It's always possible to answer a closed-ended question in the negative. An obvious example would be "are you the Queen of England?" You can answer it in the negative unless you, of course... you get the point.
But, more broadly, a few of my questions are getting dismissive comments and attitudes because it is presumed that I am attempting to ask open-ended questions which cannot be answered in the negative (because completely-open-ended questions indeed cannot be proved to have a negative answer).
But the more narrow the scope of a question is, the easier it is to answer it in the negative.
Here's a few examples of open-ended questions:
- were there any days on which the temperature in the US dropped below -100 degrees F
- are there voters who always vote for the Republicans even though they are left-handed lapsed Catholic transsexual lawyers?

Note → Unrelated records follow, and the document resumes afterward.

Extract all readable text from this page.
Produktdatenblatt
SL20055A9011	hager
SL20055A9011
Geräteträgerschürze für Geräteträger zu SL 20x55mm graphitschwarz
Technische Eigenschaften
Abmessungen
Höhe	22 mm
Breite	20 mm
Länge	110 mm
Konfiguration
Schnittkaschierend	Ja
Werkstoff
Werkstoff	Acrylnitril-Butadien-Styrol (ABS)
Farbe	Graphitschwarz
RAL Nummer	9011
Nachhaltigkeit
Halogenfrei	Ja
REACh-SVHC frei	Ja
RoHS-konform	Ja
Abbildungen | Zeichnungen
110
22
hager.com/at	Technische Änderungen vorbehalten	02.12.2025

Contrast them with these examples of closed-ended questions:
- were there any days on which the temperature in the US dropped below -100 degrees F in 1995
- are there voters who always vote for the Republicans even though they are left-handed lapsed Catholic transsexual lawyers licensed to practice in Rhode Island?
The last one is a bit tricky. It's actually a closed-ended question which may seem like an open-ended question at 1st sight. If there is a public registry of lawyers who can practice in Rhode Island (a very small state), then it would not be that hard to know if any of them meet all of the other criteria.

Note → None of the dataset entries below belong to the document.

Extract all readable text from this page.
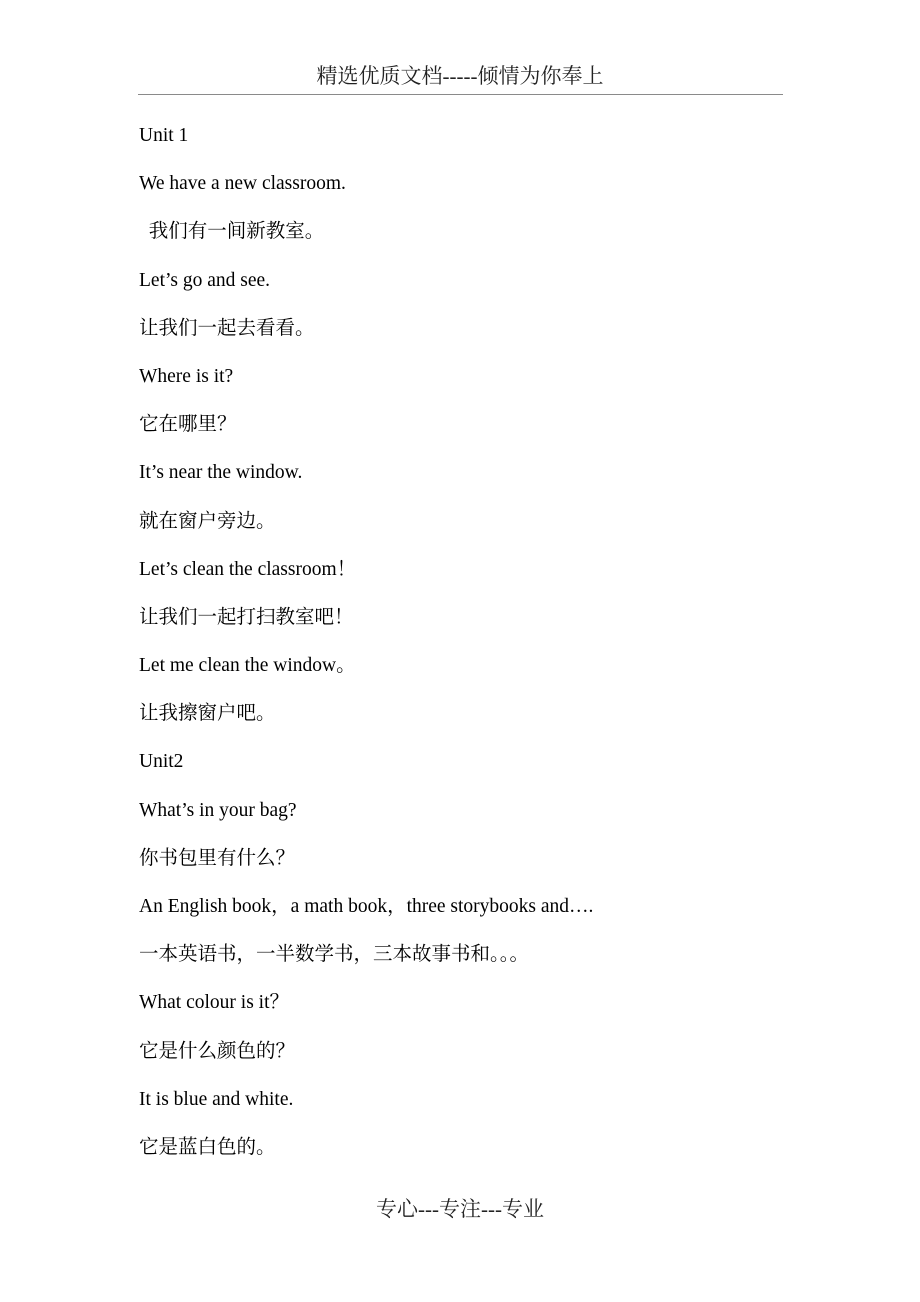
精选优质文档-----倾情为你奉上

Unit 1

We have a new classroom.

我们有一间新教室。

Let’s go and see.

让我们一起去看看。

Where is it?

它在哪里？

It’s near the window.

就在窗户旁边。

Let’s clean the classroom！

让我们一起打扫教室吧！

Let me clean the window。

让我擦窗户吧。

Unit2

What’s in your bag?

你书包里有什么？

An English book，a math book，three storybooks and….

一本英语书，一半数学书，三本故事书和。。。

What colour is it？

它是什么颜色的？

It is blue and white.

它是蓝白色的。

专心---专注---专业
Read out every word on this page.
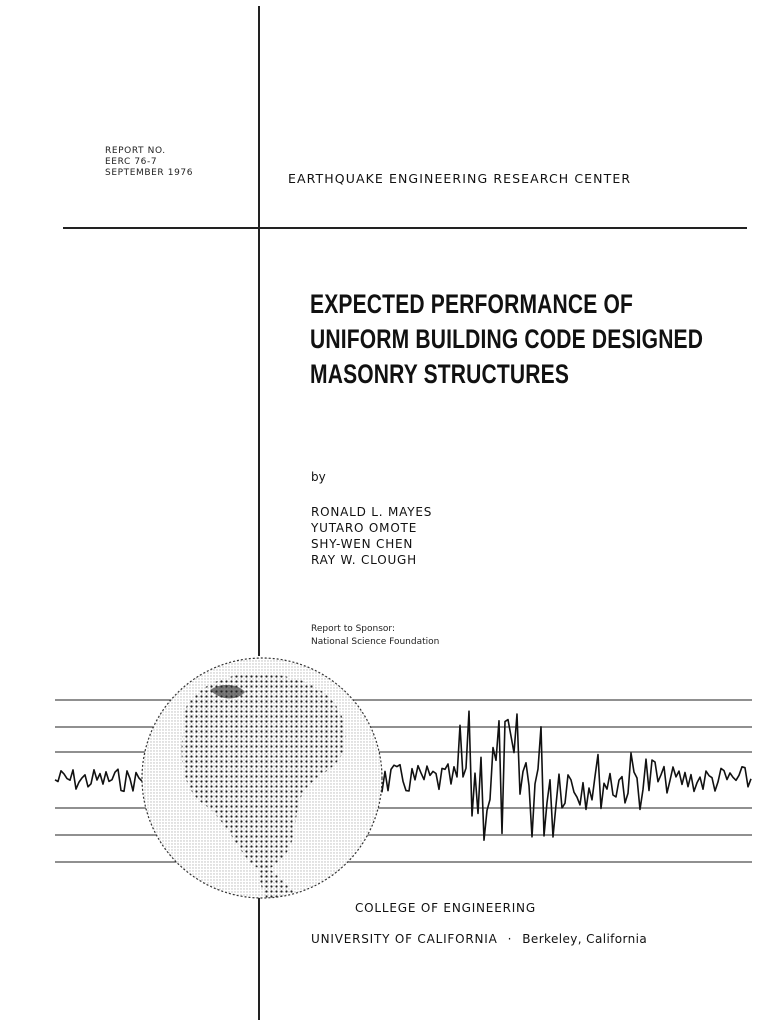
REPORT NO.
EERC 76-7
SEPTEMBER 1976	EARTHQUAKE ENGINEERING RESEARCH CENTER
EXPECTED PERFORMANCE OF
UNIFORM BUILDING CODE DESIGNED
MASONRY STRUCTURES
by
RONALD L. MAYES
YUTARO OMOTE
SHY-WEN CHEN
RAY W. CLOUGH
Report to Sponsor:
National Science Foundation
COLLEGE OF ENGINEERING
UNIVERSITY OF CALIFORNIA · Berkeley, California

The fact is that there is a Galois connection between how many criteria a category must meet and how large that category happens to be. The more criteria must be met, the more restrictions it has. The more restrictions it has, the less members are in the category.
If the category is small enough, then it is not difficult to make statements of the kind "no member of this category meets condition X" because it's trivial to show that each single member of it does not meet that condition.
I've asked questions about highly-restricted categories trying to figure out if it is known whether certain political facts are true about their members. These can be easily answered in the negative if the answer is indeed a no. Each of these categories probably had less than 20 members. These were not open-ended questions. Please, stop treating them like they were.